I had to finish the testing of the prototype 833A output transformer in a hurry. I spent two hours trying to blow the 833A prototype amp up by playing guitar through it at extreme volume levels, complete with feedback and hard clipping. No dice, the amp just kept putting up with my S***, although I did blow the bench circuit breaker twice. I started a new 833A page to present these results. There are pictures and some data from an 833A amp that was temporarily assembled to test a prototype output transformer. The amp took up all of one work bench, and part of another. I put it together in a big hurry (3 hours) and it shows. I got over 200 Watts RMS from this thing, and it took some ridiculous abuse without complaint. All good things must come to an end, and this is no exception. I have already disassembled the amp.

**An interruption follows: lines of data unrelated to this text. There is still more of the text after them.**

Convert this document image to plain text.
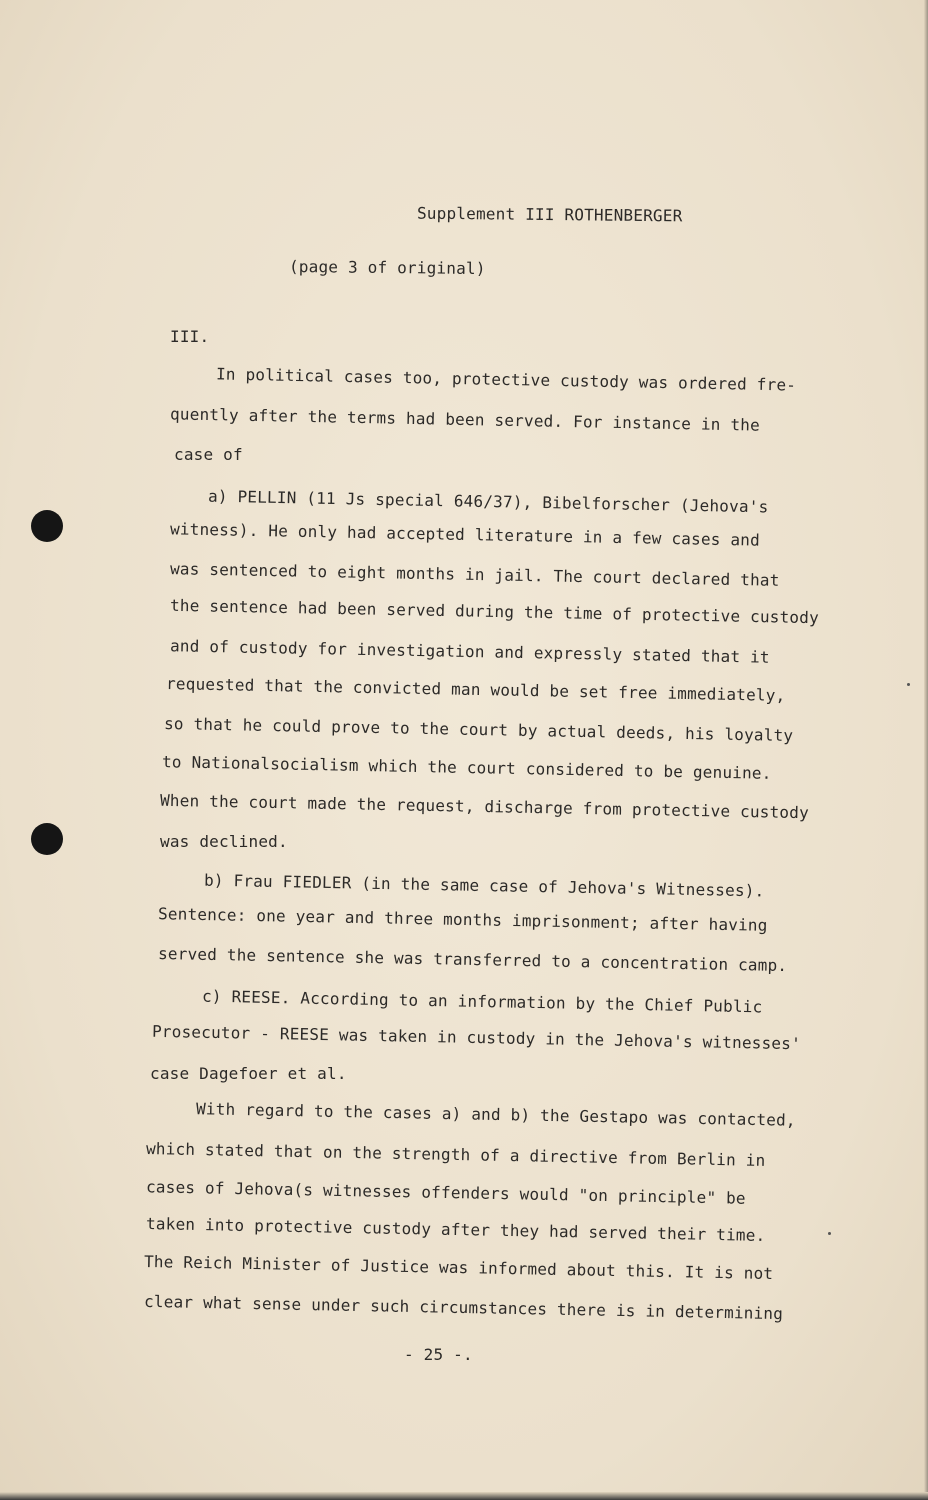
Supplement III ROTHENBERGER
(page 3 of original)
III.
In political cases too, protective custody was ordered fre-
quently after the terms had been served. For instance in the
case of
a) PELLIN (11 Js special 646/37), Bibelforscher (Jehova's
witness). He only had accepted literature in a few cases and
was sentenced to eight months in jail. The court declared that
the sentence had been served during the time of protective custody
and of custody for investigation and expressly stated that it
requested that the convicted man would be set free immediately,
so that he could prove to the court by actual deeds, his loyalty
to Nationalsocialism which the court considered to be genuine.
When the court made the request, discharge from protective custody
was declined.
b) Frau FIEDLER (in the same case of Jehova's Witnesses).
Sentence: one year and three months imprisonment; after having
served the sentence she was transferred to a concentration camp.
c) REESE. According to an information by the Chief Public
Prosecutor - REESE was taken in custody in the Jehova's witnesses'
case Dagefoer et al.
With regard to the cases a) and b) the Gestapo was contacted,
which stated that on the strength of a directive from Berlin in
cases of Jehova(s witnesses offenders would "on principle" be
taken into protective custody after they had served their time.
The Reich Minister of Justice was informed about this. It is not
clear what sense under such circumstances there is in determining
- 25 -.
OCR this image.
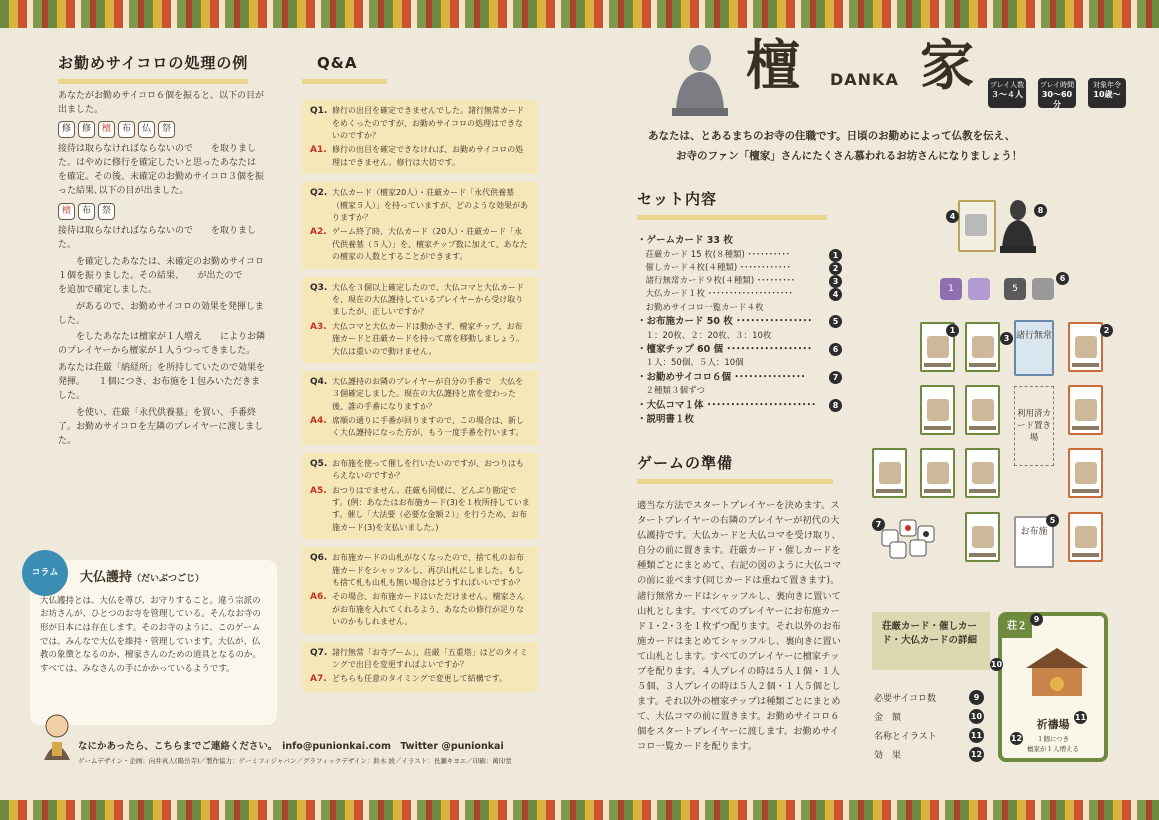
お勤めサイコロの処理の例

あなたがお勤めサイコロ６個を振ると、以下の目が出ました。

修 修 檀 布 仏 祭

接待は取らなければならないので　　を取りました。はやめに修行を確定したいと思ったあなたは　　　を確定。その後、未確定のお勤めサイコロ３個を振った結果､以下の目が出ました。

檀 布 祭

接待は取らなければならないので　　を取りました。

　　を確定したあなたは、未確定のお勤めサイコロ１個を振りました。その結果、　　が出たので　　を追加で確定しました。

　　があるので、お勤めサイコロの効果を発揮しました。

　　をしたあなたは檀家が１人増え　　によりお隣のプレイヤーから檀家が１人うつってきました。

あなたは荘厳「納経所」を所持していたので効果を発揮。　　１個につき、お布施を１包みいただきました。

　　を使い、荘厳「永代供養墓」を買い、手番終了。お勤めサイコロを左隣のプレイヤーに渡しました。

コラム	大仏護持（だいぶつごじ）
大仏護持とは、大仏を尊び、お守りすること。違う宗派のお坊さんが、ひとつのお寺を管理している。そんなお寺の形が日本には存在します。そのお寺のように、このゲームでは、みんなで大仏を維持・管理しています。大仏が、仏教の象徴となるのか、檀家さんのための道具となるのか。すべては、みなさんの手にかかっているようです。
なにかあったら、こちらまでご連絡ください。　info@punionkai.com　Twitter @punionkai
ゲームデザイン・企画：向井真人(陽岳寺)／製作協力：ゲーミフィジャパン／グラフィックデザイン：鈴木 綾／イラスト：長瀬キヨエ／印刷：萬印堂
Q&A
Q1. 修行の出目を確定できませんでした。諸行無常カードをめくったのですが、お勤めサイコロの処理はできないのですか？
A1. 修行の出目を確定できなければ、お勤めサイコロの処理はできません。修行は大切です。
Q2. 大仏カード（檀家20人）・荘厳カード「永代供養墓（檀家５人）」を持っていますが、どのような効果がありますか？
A2. ゲーム終了時、大仏カード（20人）・荘厳カード「永代供養墓（５人）」を、檀家チップ数に加えて、あなたの檀家の人数とすることができます。
Q3. 大仏を３個以上確定したので、大仏コマと大仏カードを、現在の大仏護持しているプレイヤーから受け取りましたが、正しいですか？
A3. 大仏コマと大仏カードは動かさず、檀家チップ、お布施カードと荘厳カードを持って席を移動しましょう。大仏は重いので動けません。
Q4. 大仏護持のお隣のプレイヤーが自分の手番で　大仏を３個確定しました。現在の大仏護持と席を変わった後、誰の手番になりますか？
A4. 席順の通りに手番が回りますので、この場合は、新しく大仏護持になった方が、もう一度手番を行います。
Q5. お布施を使って催しを行いたいのですが、おつりはもらえないのですか？
A5. おつりはでません。荘厳も同様に、どんぶり勘定です。(例：あなたはお布施カード(3)を１枚所持しています。催し「大法要（必要な金額２）」を行うため、お布施カード(3)を支払いました。)
Q6. お布施カードの山札がなくなったので、捨て札のお布施カードをシャッフルし、再び山札にしました。もしも捨て札も山札も無い場合はどうすればいいですか？
A6. その場合、お布施カードはいただけません。檀家さんがお布施を入れてくれるよう、あなたの修行が足りないのかもしれません。
Q7. 諸行無常「お寺ブーム」、荘厳「五重塔」はどのタイミングで出目を変更すればよいですか？
A7. どちらも任意のタイミングで変更して結構です。
檀 DANKA 家 プレイ人数
３〜４人
プレイ時間
30〜60分
対象年令
10歳〜
あなたは、とあるまちのお寺の住職です。日頃のお勤めによって仏教を伝え、
お寺のファン「檀家」さんにたくさん慕われるお坊さんになりましょう！
セット内容
・ゲームカード 33 枚
　荘厳カード 15 枚(８種類) ･･････････	1
　催しカード４枚(４種類) ････････････	2
　諸行無常カード９枚(４種類) ･････････	3
　大仏カード１枚 ････････････････････	4
　お勤めサイコロ一覧カード４枚
・お布施カード 50 枚 ････････････････	5
　１：20枚、２：20枚、３：10枚
・檀家チップ 60 個 ･･････････････････	6
　１人：50個、５人：10個
・お勤めサイコロ６個 ･･･････････････	7
　２種類３個ずつ
・大仏コマ１体 ･･･････････････････････	8
・説明書１枚
ゲームの準備
適当な方法でスタートプレイヤーを決めます。スタートプレイヤーの右隣のプレイヤーが初代の大仏護持です。大仏カードと大仏コマを受け取り、自分の前に置きます。荘厳カード・催しカードを種類ごとにまとめて、右記の図のように大仏コマの前に並べます(同じカードは重ねて置きます)。諸行無常カードはシャッフルし、裏向きに置いて山札とします。すべてのプレイヤーにお布施カード１･２･３を１枚ずつ配ります。それ以外のお布施カードはまとめてシャッフルし、裏向きに置いて山札とします。すべてのプレイヤーに檀家チップを配ります。４人プレイの時は５人１個・１人５個、３人プレイの時は５人２個・１人５個とします。それ以外の檀家チップは種類ごとにまとめて、大仏コマの前に置きます。お勤めサイコロ６個をスタートプレイヤーに渡します。お勤めサイコロ一覧カードを配ります。
4
8
1	5
6
諸行無常
1
3
2
利用済カード置き場
7
お布施
5
荘厳カード・催しカード・大仏カードの詳細
必要サイコロ数	9
金　額	10
名称とイラスト	11
効　果	12
荘２
祈禱場
１個につき
檀家が１人増える
9
10
11
12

The revised SE amp instructions are finished and an amp is being built currently. I will be out of town for most of August. The SEamp boards will be offered for sale when I return. This will be in early September. I will be working a zillion hours a week before I leave so this might be the last update for a while.

I was asked, " Why did you need to rewrite the manual. Was it too hard to follow?"  No the manual was (and still is) easy to follow. The original test and adjustment procedure required making voltage measurements on a live board, and simultaneously adjusting the bias. This is no problem for an experienced builder, the original target user. It became apparent that many inexperienced people wanted this amp. I worked with two of the early consumers to devise a test and adjustment procedure that first timers are comfortable with. This is the multiple meter method outlined on the safe meter use page. This procedure separates the user from the electricity, making the procedure safe for newbies and experienced users alike. Now that digital meters are as cheap as screwdrivers, there is no reason not to have a few.